Figure 8. For the validation set (see

Figure 7), the surge speed (

u) and sway speed (

v) are very similar for both models. In the case of the yaw rate (

r), both models are very efficient. For the test set (see

Figure 8), we can see a similar result. However, the polynomial kernel shows a peak where only one sample has been extremely poorly fitted. Despite this, the models are robust and recover the trend of the real movement.

As mentioned, there are not many works with experimental data for marine vehicle identification, and a comparison with models computed from synthetic data without noise or basic manoeuvres of a different ship would not be a rigorous analysis. A reasonable comparison with models from the state-of-the-art would be to compare the models computed in the present work with those from two works using the same ship and experimental data with basic movements for training them. Therefore, we have considered the models trained in [

33] with SR and in [

31] with LS-SVM. We will call these models, from the state-of-the-art, SOA-SR and SOA-LSSVM, respectively. hlOn one hand, SOA-SR is trained using experimental data from a 20/20 degree Zig-Zag manoeuvre and a similar process in the GP setup. On the other hand, SOA-LSSVM uses a Blanke model with LS-SVM and a 20/20 degree Zig-Zag manoeuvre for the training. These models have been tested on the validation and test sets; see

Table 3 where SOA-LSSVM shows a worse fitting on both datasets. However, SOA-SR shows results that are slightly worse than those of the best models selected in this work, and following the previous discussion, we analyze the fitting in both datasets in

Figure 7 and

Figure 8, to show graphically the performance of the model from the state-of-the-art in comparison with the models computed in this paper.

## 5. Conclusions and Future Work

This paper showed alternatives for black-box marine identification using different regression techniques. The main objective was to develop robust and simple models from experimental data of a real ship using random manoeuvres instead of predefined and simple manoeuvres. Three different datasets from different random trajectories have been used for training, validation and test, respectively. On the one hand, we have used kernel ridge regression with RBF and polynomial kernels with their respective parameter selection to train the models. The standard RR has been treated as a particular case of polynomial kernel with $p=1$. On the other hand, GP with SR has been used with some constraints on the operations and on the depth of the trees and nodes to keep the complexity of the model low and, at the same time, obtain a good performance. Among all the models obtained, SR and KRR with the polynomial kernel with $p=2$ showed the best results. Although they present similar performance, we conclude that SR shows a slightly better approach since the equation form is not constrained to a polynomial, and it gives more flexibility to obtain different equations and to apply different operations. Furthermore, being able to generalize better a wider range of manoeuvres, the models provided seem to be more robust than classical models from the state-of-the-art such as SOA-LSSVM which is based on a Blanke model. Although the models presented in this work obtain better results than the SOA-SR model, it is important to note that this model obtains satisfactory results testing random trajectories. This shows how SR is an effective approach to obtain black-box identification models, and deserves further experimentation and efforts to further improve the modelling accuracy and its generalization performance.

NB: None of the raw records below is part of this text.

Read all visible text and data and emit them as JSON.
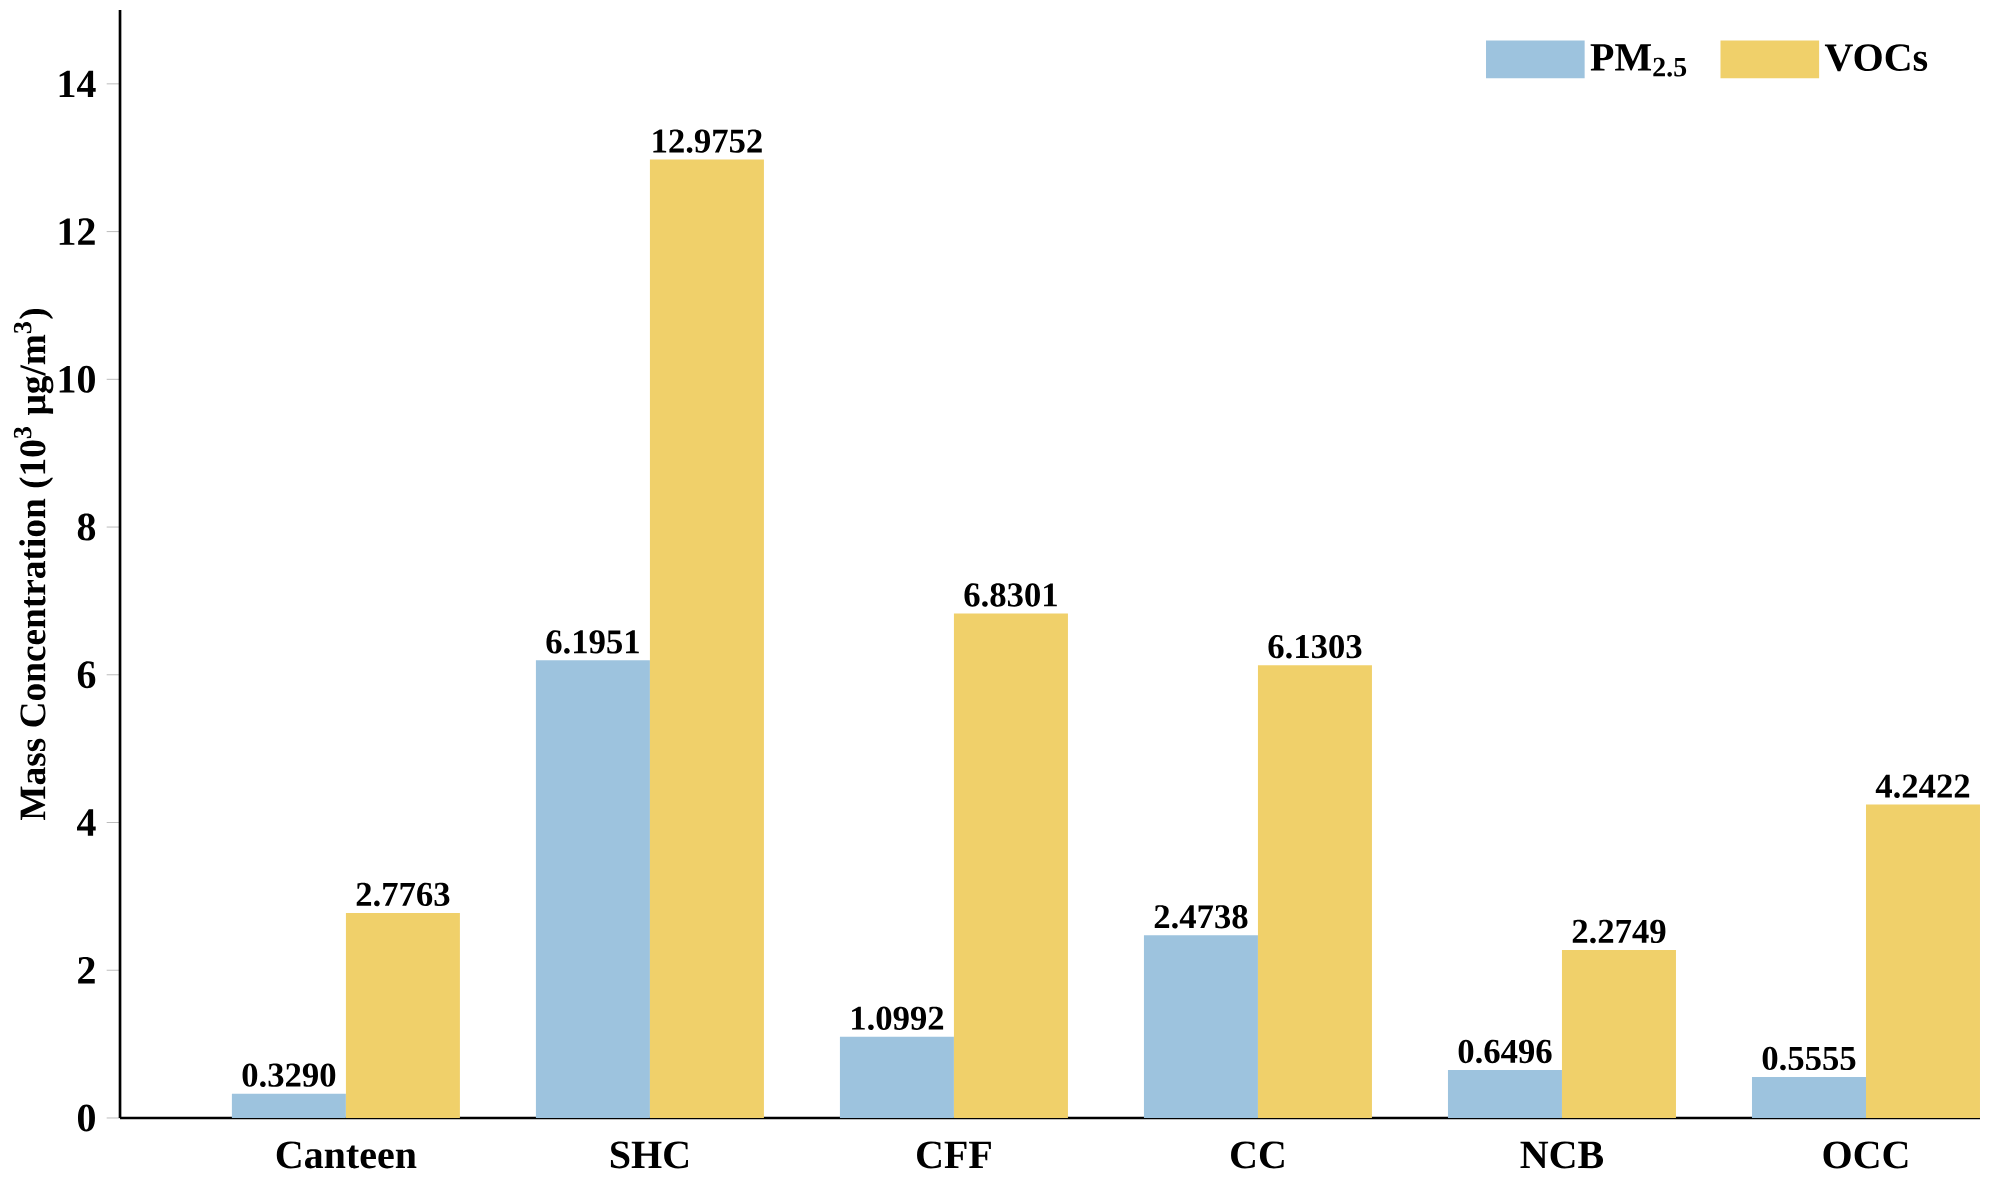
{
  "chart_data": {
    "type": "bar",
    "ylabel": "Mass Concentration (10$^{3}$ μg/m$^{3}$)",
    "categories": [
      "Canteen",
      "SHC",
      "CFF",
      "CC",
      "NCB",
      "OCC"
    ],
    "series": [
      {
        "name": "PM$_{2.5}$",
        "color": "#9dc3de",
        "values": [
          0.329,
          6.1951,
          1.0992,
          2.4738,
          0.6496,
          0.5555
        ],
        "value_labels": [
          "0.3290",
          "6.1951",
          "1.0992",
          "2.4738",
          "0.6496",
          "0.5555"
        ]
      },
      {
        "name": "VOCs",
        "color": "#f0d06a",
        "values": [
          2.7763,
          12.9752,
          6.8301,
          6.1303,
          2.2749,
          4.2422
        ],
        "value_labels": [
          "2.7763",
          "12.9752",
          "6.8301",
          "6.1303",
          "2.2749",
          "4.2422"
        ]
      }
    ],
    "ylim": [
      0,
      15
    ],
    "yticks": [
      0,
      2,
      4,
      6,
      8,
      10,
      12,
      14
    ],
    "legend": "top right"
  }
}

An extended analysis on black-box identification models will be carried out as future work, where a wider variety of different approaches will be tested. Different techniques can be applied for black-box identification, and identifying which ones are more suitable for this problem would help to obtain more efficient models. The models presented in this work are formulated as differential equations of the speed variables, however it is interesting to develop discrete models based only on the speed variables. In addition, the identification is carried out using only the previous time step to predict the new incoming sample. The application of models trained with different temporal window sizes as input should be studied in the future.